Ci sono i mastelli, contenitori versione home edition che diventano membri aggiuntivi della famiglia.
Ogni sera, infatti, uno di loro – a rotazione – va accompagnato giù, lasciato nel punto stabilito e ripreso la mattina dopo, come in una sorta di affido genitoriale condiviso tra due ex.
E guai a sbagliare turno.
Ogni materiale ha il suo spazio, la sua liturgia, il suo momento sacro.
Se osi portare giù qualcosa di diverso nel giorno non previsto, non è che fanno finta di niente: il tuo bidone resta lì, pieno, in mezzo alla strada, a ricordarti che hai fallito.
A rendere tutto ancora più surreale c’è il fatto che il calendario non è uguale per tutti: varia per zone e si trasforma durante i periodi festivi, in cui, tra comunicazioni discordanti e aggiornamenti dell’ultimo minuto, nessuno sembra più sapere cosa venga ritirato e quando.
E siccome “i guai non vengono mai da soli“, nel frattempo in casa i rifiuti si accumulano come ospiti indesiderati.
Se la plastica ti arriva al soffitto il mercoledì, te la tieni fino al martedì successivo.
E non oso immaginare cosa succederà in piena estate, quando l’umido rischia di trasformarsi in un esperimento di biologia avanzata.
Quanto ai sacchetti, quelli neri sono vietati.

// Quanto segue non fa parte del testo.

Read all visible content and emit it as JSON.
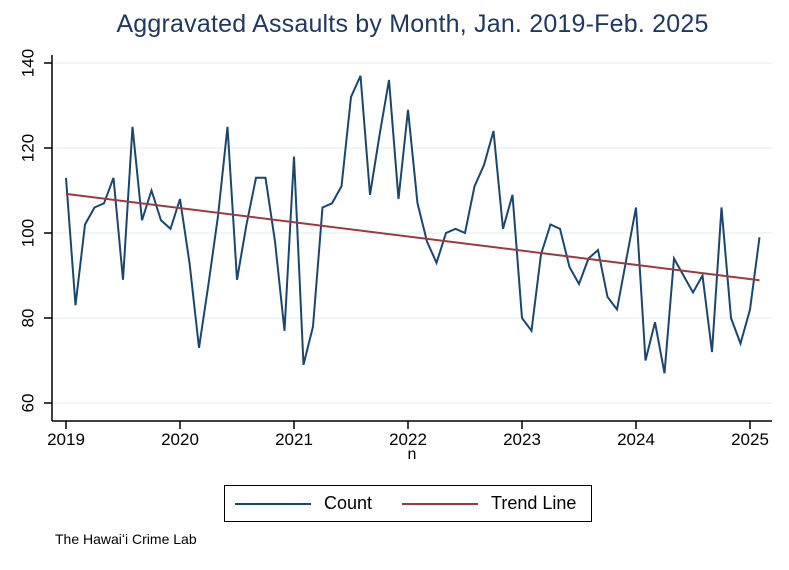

Ovunque li vendono, ma non puoi usarli.
Quindi mi chiedo: esattamente a cosa servono?
A trasportare cadaveri, come il Macellaio di Bay Harbor?
Devi usare unicamente buste trasparenti.
Così chiunque metta mano ai bidoni, può ammirare la tua vita privata in HD come se fossi il protagonista di un reality trash: assorbenti, carta igienica, energy drink, scelte alimentari discutibili… praticamente un discount a cielo aperto.
Poi ci sono le regole incomprensibili.
Piatti e bicchieri di plastica vanno nella plastica.
Posate di plastica nell’indifferenziabile.
Perché?? Mistero.
Magari è l’ennesimo test attitudinale.
Forse è un modo per selezionare i residenti più forti mentalmente.
Oppure è soltanto sadismo da parte di chi ha progettato questo macabro esperimento sociale.
Perché di questo si tratta, sicuramente, altrimenti non si spiega.
Non so ancora se riuscirò mai ad abituarmi.
Forse devo solo accettare il fatto che qui la raccolta differenziata non è un servizio: è una prova di sopravvivenza urbana.
I vecchi bidoni sotto casa, però, li rimpiango ancora: brutti, puzzolenti, sempre pieni. Ma almeno non mi giudicavano.

Questa cosa dei cassonetti è assurda. Da me non è così tragica, ma capisco perfettamente il disagio.
Ti ringrazio per la comprensione perché per me è stato veramente un disagio 😅
Secondo me la stai facendo un po’ più complicata di quello che è. A volte basta guardare la cosa da un altro punto di vista.